Cathédrale Saint-Pierre, 14 novembre 2021,
33ème dimanche du T.O.

Messe à l’intention des bienfaiteurs du diocèse

Où va notre monde ? Quel est le destin personnel de chacun de nous ? Les derniers jours de l’année liturgique, comme ce dimanche, nous tournent vers l’avenir. Le « Je crois en Dieu » nous dit où nous allons quand nous affirmons : « j’attends la résurrection de la chair et la vie du monde à venir ». Voilà notre avenir ! Il y a un but clairement affirmé par la foi : la vie éternelle. Pour l’atteindre, un passage est affirmé également : notre mort corporelle. Il y a enfin une espérance bien claire : le salut de notre corps et de notre âme, de tout ce que nous sommes.

La fête de la Toussaint, il y a une quinzaine de jours, nous a présenté les saints comme ceux qui sont arrivés heureusement au bout de la route et nous avons été encouragés à emprunter à notre tour ce chemin à travers nos faiblesses. Aujourd’hui, il nous faut regarder notre marche vers la vie éternelle. La première chose à faire, c’est de ne pas nous endormir dans notre vie actuelle car notre monde va passer. Beaucoup s’inquiètent de la crise écologique. Mais l’Evangile nous parle d’autre chose. Nous ne sommes pas faits pour la mort. Si nous ne voyons que notre seule existence terrestre, depuis notre naissance jusqu’à notre mort, et pensons qu’avec la mort tout est fini, le message de l’Evangile n’a plus de place. Il en est de même pour le Christ Jésus. Si nous ne gardons de lui que le récit de sa naissance, des années de sa vie publique, de sa passion jusqu’à sa mort, et si nous ne parlons pas de sa résurrection, Jésus n’est qu’un homme comme nous.

Notre vie est bien plus grande qu’il n’y paraît. Comme il serait important de parler du jour de notre mort à la manière des premiers chrétiens. Ils l’appelaient « le jour de la naissance », de la naissance au ciel, bien entendu. Sainte Thérèse de l’Enfant Jésus reprend cette intuition en disant « Je ne meurs pas, j’entre dans la vie ».

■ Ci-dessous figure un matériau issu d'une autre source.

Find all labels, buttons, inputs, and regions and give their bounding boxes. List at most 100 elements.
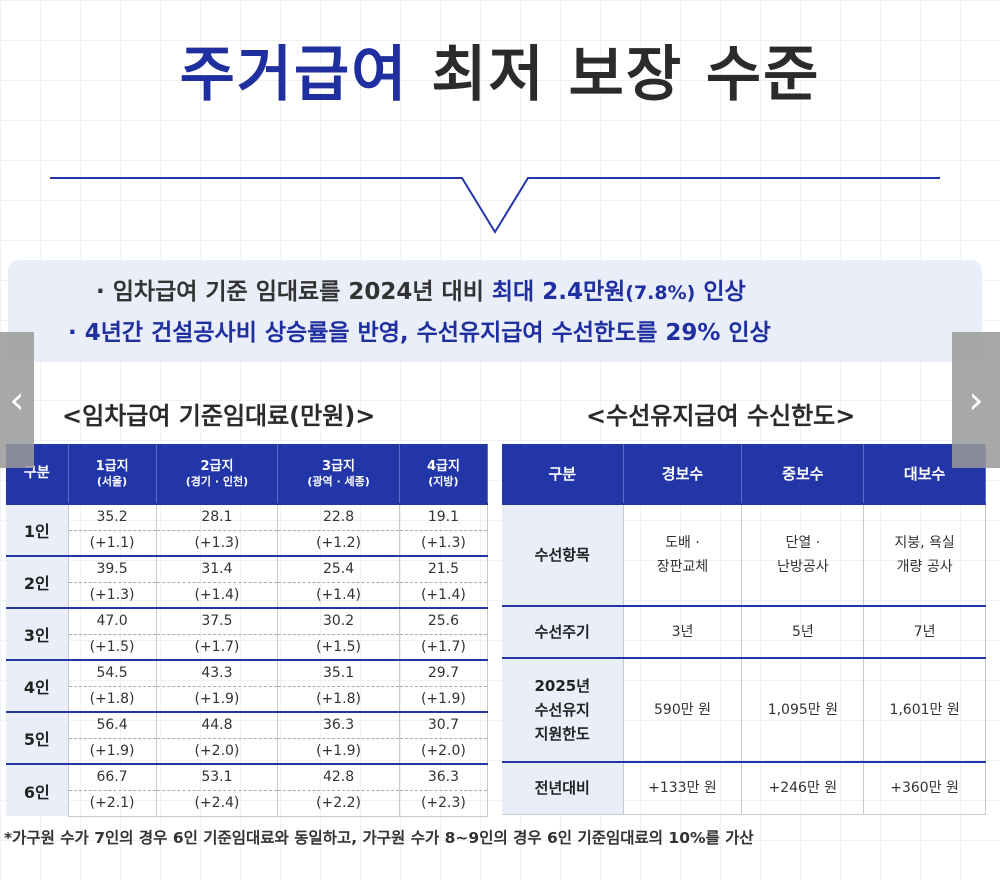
rent-increase: (+2.1)	[68, 790, 157, 817]
rent-value: 47.0	[68, 607, 157, 635]
rent-increase: (+1.8)	[277, 686, 400, 712]
rent-header-2: 2급지 (경기 · 인천)	[156, 444, 279, 504]
table-row: 2인 39.5 31.4 25.4 21.5	[6, 555, 489, 608]
repair-row-label: 수선주기	[502, 605, 624, 658]
rent-row-label: 1인	[6, 503, 69, 556]
repair-header-2: 중보수	[741, 444, 865, 504]
rent-increase: (+1.9)	[277, 738, 400, 764]
rent-increase: (+1.1)	[68, 530, 157, 556]
repair-row-label: 전년대비	[502, 761, 624, 815]
repair-cell: +246만 원	[741, 761, 865, 815]
rent-increase: (+1.3)	[156, 530, 279, 556]
rent-header-4: 4급지 (지방)	[399, 444, 489, 504]
repair-row-label: 수선항목	[502, 503, 624, 606]
repair-row-label: 2025년 수선유지 지원한도	[502, 657, 624, 762]
table-row: 수선항목 도배 · 장판교체 단열 · 난방공사 지붕, 욕실 개량 공사	[502, 503, 986, 606]
rent-value: 21.5	[399, 555, 489, 583]
rent-increase: (+2.0)	[399, 738, 489, 764]
table-row: 5인 56.4 44.8 36.3 30.7	[6, 711, 489, 764]
table-row: 2025년 수선유지 지원한도 590만 원 1,095만 원 1,601만 원	[502, 657, 986, 762]
repair-header-0: 구분	[502, 444, 624, 504]
rent-row-label: 5인	[6, 711, 69, 764]
repair-cell: 도배 · 장판교체	[623, 503, 743, 606]
rent-row-label: 4인	[6, 659, 69, 712]
repair-cell: 5년	[741, 605, 865, 658]
rent-value: 37.5	[156, 607, 279, 635]
rent-increase: (+1.4)	[399, 582, 489, 608]
rent-value: 66.7	[68, 763, 157, 791]
rent-value: 43.3	[156, 659, 279, 687]
chevron-left-icon: ‹	[9, 378, 25, 422]
rent-value: 39.5	[68, 555, 157, 583]
rent-value: 56.4	[68, 711, 157, 739]
rent-value: 54.5	[68, 659, 157, 687]
table-row: (+2.1) (+2.4) (+2.2) (+2.3)	[6, 790, 489, 817]
rent-header-1: 1급지 (서울)	[68, 444, 157, 504]
table-row: (+1.3) (+1.4) (+1.4) (+1.4)	[6, 582, 489, 608]
divider-chevron	[50, 177, 940, 234]
rent-increase: (+1.9)	[156, 686, 279, 712]
page-title: 주거급여 최저 보장 수준	[0, 26, 1000, 113]
rent-value: 36.3	[277, 711, 400, 739]
repair-cell: +133만 원	[623, 761, 743, 815]
rent-header-3: 3급지 (광역 · 세종)	[277, 444, 400, 504]
table-row: 6인 66.7 53.1 42.8 36.3	[6, 763, 489, 816]
rent-increase: (+2.2)	[277, 790, 400, 817]
rent-value: 42.8	[277, 763, 400, 791]
rent-value: 25.4	[277, 555, 400, 583]
repair-cell: 1,601만 원	[863, 657, 986, 762]
rent-increase: (+2.4)	[156, 790, 279, 817]
table-row: 수선주기 3년 5년 7년	[502, 605, 986, 658]
rent-value: 53.1	[156, 763, 279, 791]
repair-cell: 7년	[863, 605, 986, 658]
table-row: 1인 35.2 28.1 22.8 19.1	[6, 503, 489, 556]
rent-increase: (+1.4)	[156, 582, 279, 608]
table-row: (+1.9) (+2.0) (+1.9) (+2.0)	[6, 738, 489, 764]
next-slide-button[interactable]: ›	[952, 332, 1000, 468]
rent-increase: (+1.3)	[399, 530, 489, 556]
summary-line-2: · 4년간 건설공사비 상승률을 반영, 수선유지급여 수선한도를 29% 인상	[68, 320, 771, 346]
rent-increase: (+1.9)	[399, 686, 489, 712]
repair-cell: 3년	[623, 605, 743, 658]
rent-increase: (+1.7)	[156, 634, 279, 660]
rent-value: 30.2	[277, 607, 400, 635]
rent-table: 구분 1급지 (서울) 2급지 (경기 · 인천) 3급지 (광역 · 세종) 4급지 (지방)…	[6, 444, 489, 817]
footnote: *가구원 수가 7인의 경우 6인 기준임대료와 동일하고, 가구원 수가 8~…	[4, 829, 754, 847]
repair-table: 구분 경보수 중보수 대보수 수선항목 도배 · 장판교체 단열 · 난방공사 지붕, 욕실 …	[502, 444, 986, 815]
rent-increase: (+1.3)	[68, 582, 157, 608]
repair-cell: 단열 · 난방공사	[741, 503, 865, 606]
rent-value: 22.8	[277, 503, 400, 531]
rent-value: 44.8	[156, 711, 279, 739]
rent-increase: (+1.9)	[68, 738, 157, 764]
repair-cell: 1,095만 원	[741, 657, 865, 762]
table-row: 3인 47.0 37.5 30.2 25.6	[6, 607, 489, 660]
rent-increase: (+2.3)	[399, 790, 489, 817]
rent-value: 29.7	[399, 659, 489, 687]
table-row: 4인 54.5 43.3 35.1 29.7	[6, 659, 489, 712]
repair-table-title: <수선유지급여 수신한도>	[586, 402, 856, 430]
rent-value: 19.1	[399, 503, 489, 531]
title-rest: 최저 보장 수준	[431, 40, 821, 110]
rent-header-0: 구분	[6, 444, 69, 504]
rent-row-label: 6인	[6, 763, 69, 816]
rent-increase: (+2.0)	[156, 738, 279, 764]
table-row: 전년대비 +133만 원 +246만 원 +360만 원	[502, 761, 986, 815]
repair-header-1: 경보수	[623, 444, 743, 504]
rent-increase: (+1.2)	[277, 530, 400, 556]
rent-increase: (+1.5)	[68, 634, 157, 660]
repair-cell: 590만 원	[623, 657, 743, 762]
repair-cell: 지붕, 욕실 개량 공사	[863, 503, 986, 606]
rent-value: 35.1	[277, 659, 400, 687]
table-row: (+1.5) (+1.7) (+1.5) (+1.7)	[6, 634, 489, 660]
rent-increase: (+1.4)	[277, 582, 400, 608]
rent-value: 36.3	[399, 763, 489, 791]
chevron-right-icon: ›	[968, 378, 984, 422]
rent-value: 35.2	[68, 503, 157, 531]
rent-row-label: 2인	[6, 555, 69, 608]
prev-slide-button[interactable]: ‹	[0, 332, 34, 468]
repair-cell: +360만 원	[863, 761, 986, 815]
summary-line-1: · 임차급여 기준 임대료를 2024년 대비 최대 2.4만원(7.8%) 인…	[96, 279, 746, 305]
table-row: (+1.1) (+1.3) (+1.2) (+1.3)	[6, 530, 489, 556]
rent-table-title: <임차급여 기준임대료(만원)>	[62, 402, 376, 430]
rent-value: 28.1	[156, 503, 279, 531]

Ce qui est vrai de chacun de nous l’est aussi pour notre monde. Vous connaissez cette phrase de saint Paul dans l’épître aux Romains : « la création toute entière gémit dans les douleurs de l’enfantement ». Cette phrase signifie que notre monde est en souffrance. Il gémit comme quelqu’un qui n’a pas la force d’articuler des mots et de construire des phrases. Il gémit dans l’attente d’une naissance. Qu’est-ce qui va naître, qu’est-ce qui se prépare ? Le monde nouveau que Dieu va susciter. Il sera différent de celui que nous connaissons et il faudra donc que ce vieux monde disparaisse. Les images utilisées par Jésus dans le passage d’Evangile qui vient d’être lu se comprennent bien. Quelque chose de nouveau se prépare, de beau et merveilleux, c’est certain !

Nous nous trouvons dans le temps de l’espérance. Espérer, ce n’est pas voir, c’est attendre avec confiance, c’est désirer du fond du cœur que Dieu réalise ce qu’Il a promis. Espérer ne signifie pas attendre passivement que les choses viennent, mais s’engager de toutes ses forces pour servir le projet de Dieu. Ce qui compte en définitive, c’est la manière dont nous vivons au quotidien à travers la dureté des temps.

Aujourd’hui, comme chaque dimanche, nous nous réunissons dans les églises pour célébrer l’Eucharistie, pour annoncer que le Christ Jésus est présent dans notre monde et qu’Il y agit, pour accueillir sa parole comme un appel pour une nouvelle manière de vivre. Ainsi se trouve renouvelée notre espérance : demain ne sera pas le jour de la détresse ou du mal triomphant, ce sera le jour de la Vie. Le Christ que nous célébrons, entendons et recevons, nous l’affirme.

Cette messe est célébrée tout particulièrement pour les personnes qui ont donné leur appui, leur temps et de leur argent pour notre diocèse. Ils et elles l’ont fait pour que notre Eglise puisse poursuivre sa mission. Confions-les ensemble au Seigneur avec reconnaissance.